Fin qui potrebbe essere persino ragionevole.

L’assurdo comincia quando, consumato il budget, si considera altrettanto normale che l’erogatore rallenti l’attività, chiuda le agende o rinvii le prestazioni all’esercizio successivo. Il tetto finanziario, nato per proteggere il bilancio pubblico, finisce così per produrre un effetto paradossale: protegge il bilancio, ma non necessariamente il malato.

E il rischio che dovrebbe appartenere all’impresa?

Ritorna al Servizio sanitario.

Il cittadino continua, infatti, ad avere bisogno della TAC, della visita cardiologica, della risonanza, dell’intervento. Se l’offerta convenzionata si arresta, la domanda sanitaria non scompare. Diventa lista d’attesa, mobilità sanitaria, rinuncia alle cure oppure spesa direttamente sostenuta dalla famiglia.

Qui sta l’equivoco da correggere.

Quando il SSN contrattualizza un privato non dovrebbe semplicemente acquistare un pacchetto di prestazioni. Acquista la disponibilità di una componente della propria rete assistenziale.

E se quella struttura concorre stabilmente all’erogazione dei LEA, il contratto dovrebbe disciplinare non soltanto quanto il SSN compra, ma anche come e per quanto tempo quella capacità produttiva deve essere resa disponibile.

Non significa imporre indistintamente a ogni ambulatorio di stare materialmente aperto come fa il pubblico equiparato: per tutto l’anno! Significa affermare un principio: chi entra nella rete pubblica deve condividerne, per la quota contrattualizzata e secondo la programmazione, anche gli obblighi di continuità assistenziale.

Regola aurea

Occorre allora ripensare il rapporto tra budget e produzione.

Una possibilità potrebbe essere una tariffazione regressiva programmata. Sino al volume contrattuale, remunerazione ordinaria. Superata quella soglia, quando la Regione accerti un fabbisogno ancora insoddisfatto e richieda ulteriori prestazioni necessarie ai LEA o all’abbattimento delle liste d’attesa, remunerazione decrescente, parametrata ai costi marginali efficienti.

Non prestazioni gratuite. Non spesa incontrollata. E neppure l’attuale alternativa brutale tra pagare tutto e fermare tutto.

Si introdurrebbe invece una fascia produttiva ulteriore, preventivamente disciplinata, che renderebbe conveniente continuare a lavorare senza trasformare ogni prestazione aggiuntiva in maggiore rendita.

Del resto, la legislazione sanitaria non concepisce l’accreditamento come una licenza di fatturare.

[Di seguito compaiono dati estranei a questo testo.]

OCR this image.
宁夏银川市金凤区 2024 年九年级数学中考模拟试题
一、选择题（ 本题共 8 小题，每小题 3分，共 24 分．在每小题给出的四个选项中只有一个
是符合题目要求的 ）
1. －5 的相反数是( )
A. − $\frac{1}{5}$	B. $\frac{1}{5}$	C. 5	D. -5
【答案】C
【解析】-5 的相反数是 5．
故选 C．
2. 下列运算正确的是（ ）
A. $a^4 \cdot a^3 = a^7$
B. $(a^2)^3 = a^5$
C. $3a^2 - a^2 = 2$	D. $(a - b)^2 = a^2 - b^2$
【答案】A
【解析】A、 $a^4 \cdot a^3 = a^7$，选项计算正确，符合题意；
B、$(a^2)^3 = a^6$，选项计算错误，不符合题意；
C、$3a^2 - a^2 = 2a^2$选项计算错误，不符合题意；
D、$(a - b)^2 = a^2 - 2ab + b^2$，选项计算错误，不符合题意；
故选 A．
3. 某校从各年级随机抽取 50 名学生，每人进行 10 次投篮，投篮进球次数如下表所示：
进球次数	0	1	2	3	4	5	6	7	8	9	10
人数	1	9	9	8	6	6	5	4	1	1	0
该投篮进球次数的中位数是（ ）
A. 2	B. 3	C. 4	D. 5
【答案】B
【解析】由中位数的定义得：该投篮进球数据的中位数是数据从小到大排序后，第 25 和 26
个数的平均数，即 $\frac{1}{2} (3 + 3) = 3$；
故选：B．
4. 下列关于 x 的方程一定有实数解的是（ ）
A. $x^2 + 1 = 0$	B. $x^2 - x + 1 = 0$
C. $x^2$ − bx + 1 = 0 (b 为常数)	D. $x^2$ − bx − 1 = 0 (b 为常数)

L’art. 8-quater collega capacità produttiva e fabbisogno; l’art. 8-quinquies affida agli accordi contrattuali la programmazione delle attività; l’art. 8-sexies disciplina la remunerazione. Il sistema, dunque, dovrebbe essere governato dal bisogno assistenziale e non dalla semplice perpetuazione del budget storico.

La Corte costituzionale ha giustamente ricordato che il tetto di spesa è un vincolo ineludibile: il SSN non può comprare ciò che non può permettersi. Ma proprio per questo la politica dovrebbe compiere il passo successivo: stabilire che cosa compra, da chi, a quali condizioni e soprattutto con quali obblighi verso il cittadino.

Altrimenti avremo inventato un curioso modello economico.

L’impresa privata conserva organizzazione e autonomia proprie dell’impresa; riceve però una domanda alimentata dalla prescrizione sanitaria e un fatturato in larga misura programmato dal finanziatore pubblico. Quando il budget termina, il problema torna al SSN.

Una Panda venduta con la ricetta sarebbe stata probabilmente il sogno di qualunque industria automobilistica.

In sanità, però, non compriamo automobili.

Compriamo prestazioni destinate a garantire un diritto costituzionale.

Ed è precisamente per questo che il budget deve essere il limite della spesa, non il limite del diritto alla cura.

Argomento delle prossime elezioni politiche del 2027? Me lo auguro.